Don’t Make Littering Part of Your Spring-Cleaning Routine

According to old Buckeye Chuck, we are in for an early spring this year.  I will believe it when I see it!  At least those April showers are in full effect as the NCAA Women’s Final Four and a generational Total Solar Eclipse descend upon the Land.  Great times are sure to be had by all if you are a Hawkeye, Huskie, Gamecock, or member of the Wolfpack.  Especially if your team walks away hoisting a championship trophy.
 
Spring is also the time when we Midwesterners come out of hibernation ourselves and begin to prepare for one of the most beautiful times of the year.  We clean out the garage, basement, our closets, and cabinets to get our home environment just right.  But what about our community environment?  Are we as fastidious about keeping our neighborhoods clean?  When we are hanging out around town, do we deposit our trash in a trash bin, or does it find its way onto the ground?

What is it with people who can’t tell the difference between a trash can, and the ground? Couldn’t you try to be like Caitlin, Paige, Aziaha, or Te-Hina, and pretend to make a three-point shot?  Then there are those jokers who get a kick out of tossing their garbage out of their car windows.  Or how about the neighbor who doesn’t adequately bag their garbage on trash pick-up day, so when we get home from work, paper is blowing up and down the street? No doubt, you can probably think up several other examples of this rude behavior.

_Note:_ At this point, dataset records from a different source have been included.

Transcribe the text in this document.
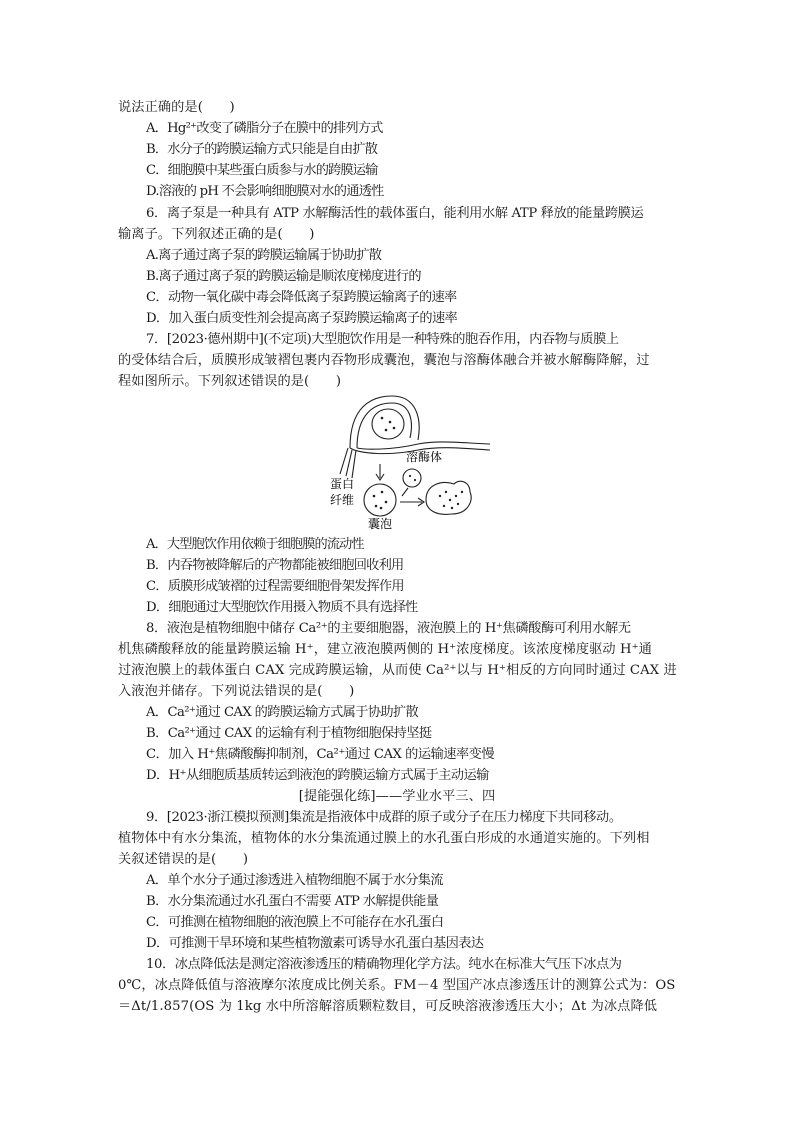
说法正确的是(　　)
A．Hg²⁺改变了磷脂分子在膜中的排列方式
B．水分子的跨膜运输方式只能是自由扩散
C．细胞膜中某些蛋白质参与水的跨膜运输
D.溶液的 pH 不会影响细胞膜对水的通透性
6．离子泵是一种具有 ATP 水解酶活性的载体蛋白，能利用水解 ATP 释放的能量跨膜运
输离子。下列叙述正确的是(　　)
A.离子通过离子泵的跨膜运输属于协助扩散
B.离子通过离子泵的跨膜运输是顺浓度梯度进行的
C．动物一氧化碳中毒会降低离子泵跨膜运输离子的速率
D．加入蛋白质变性剂会提高离子泵跨膜运输离子的速率
7．[2023·德州期中](不定项)大型胞饮作用是一种特殊的胞吞作用，内吞物与质膜上
的受体结合后，质膜形成皱褶包裹内吞物形成囊泡，囊泡与溶酶体融合并被水解酶降解，过
程如图所示。下列叙述错误的是(　　)
溶酶体
蛋白
纤维
囊泡
A．大型胞饮作用依赖于细胞膜的流动性
B．内吞物被降解后的产物都能被细胞回收利用
C．质膜形成皱褶的过程需要细胞骨架发挥作用
D．细胞通过大型胞饮作用摄入物质不具有选择性
8．液泡是植物细胞中储存 Ca²⁺的主要细胞器，液泡膜上的 H⁺焦磷酸酶可利用水解无
机焦磷酸释放的能量跨膜运输 H⁺，建立液泡膜两侧的 H⁺浓度梯度。该浓度梯度驱动 H⁺通
过液泡膜上的载体蛋白 CAX 完成跨膜运输，从而使 Ca²⁺以与 H⁺相反的方向同时通过 CAX 进
入液泡并储存。下列说法错误的是(　　)
A．Ca²⁺通过 CAX 的跨膜运输方式属于协助扩散
B．Ca²⁺通过 CAX 的运输有利于植物细胞保持坚挺
C．加入 H⁺焦磷酸酶抑制剂，Ca²⁺通过 CAX 的运输速率变慢
D．H⁺从细胞质基质转运到液泡的跨膜运输方式属于主动运输
[提能强化练]——学业水平三、四
9．[2023·浙江模拟预测]集流是指液体中成群的原子或分子在压力梯度下共同移动。
植物体中有水分集流，植物体的水分集流通过膜上的水孔蛋白形成的水通道实施的。下列相
关叙述错误的是(　　)
A．单个水分子通过渗透进入植物细胞不属于水分集流
B．水分集流通过水孔蛋白不需要 ATP 水解提供能量
C．可推测在植物细胞的液泡膜上不可能存在水孔蛋白
D．可推测干旱环境和某些植物激素可诱导水孔蛋白基因表达
10．冰点降低法是测定溶液渗透压的精确物理化学方法。纯水在标准大气压下冰点为
0℃，冰点降低值与溶液摩尔浓度成比例关系。FM－4 型国产冰点渗透压计的测算公式为：OS
＝Δt/1.857(OS 为 1kg 水中所溶解溶质颗粒数目，可反映溶液渗透压大小；Δt 为冰点降低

The act of littering is something that I have never been able to understand. I originally decided to pen a version of this “rant” after a bike ride that my wife and I took around Lake Erie several years ago.  We were blown away by the random pop bottles, cigarette butts, fast-food wrappers, and the like, strewn periodically along our route. In most cases, there were available receptacles in plain sight. If you are a litterbug, you are a menace to society. Yes, I said it. Here is why:

Costs of Littering
According to data from Litter in America:

  • Litter clean-up costs the United States more than an estimated $11.5 billion each year.
  • Businesses pay $9.1 billion of clean-up costs, or about 80%.
  • States, cities, and counties spend at least $1.3 billion on litter removal.
  • Educational institutions spend approximately $241 million dollars annually for litter cleanup.
  • 93% of homeowners say a littered neighborhood would decrease their assessment of a home’s value and influences their decision to purchase a property. And 40% estimated that litter would reduce a home’s value by 10% to 24%.
  • 36% of business development officials say that litter impacts a decision to locate to a community.
  • 55% of real estate agents think that litter reduces property values by about 9%.

Just imagine if some of this money wasted on dispensing of litter could be invested in educating our children, or the $9.1 billion businesses are spending on clean-up costs could be reinvested in their companies to create more jobs. Wouldn’t that be a much better way to use our resources?

Many things happen in our lives over which we have little or no control – littering is not one of them. Littering is an intentional act that displays a lack of respect for others, and our environment.  The lazy offender is also showing little regard for themselves. There is absolutely no excuse.

What can we do to change this inexcusable behavior? No. 1 – don’t litter! Use available trash baskets when you have something to dispose of. If you can’t find a convenient place to get rid of those unhealthy fast-food wrappers, keep it in your car until you get home and throw it in your own garbage can, not by the side of the road.  You probably shouldn’t be eating that junk anyway. 

And if you are walking in your neighborhood, through the office, down the hall at school, or in a parking lot and spot a stray pop bottle or piece of paper, bend over and pick it up, please.  Don’t just step over it and assume someone else will get it. This way you are demonstrating to others that, unlike the person who perpetrated the act of littering, you have some class. Most specifically, our own kids are watching everything we do, including how we as adults react to or participate in the act of littering. Littering is a learned behavior, so if you have a budding young litterbug on your hands at home, don’t blame them. Look in the mirror.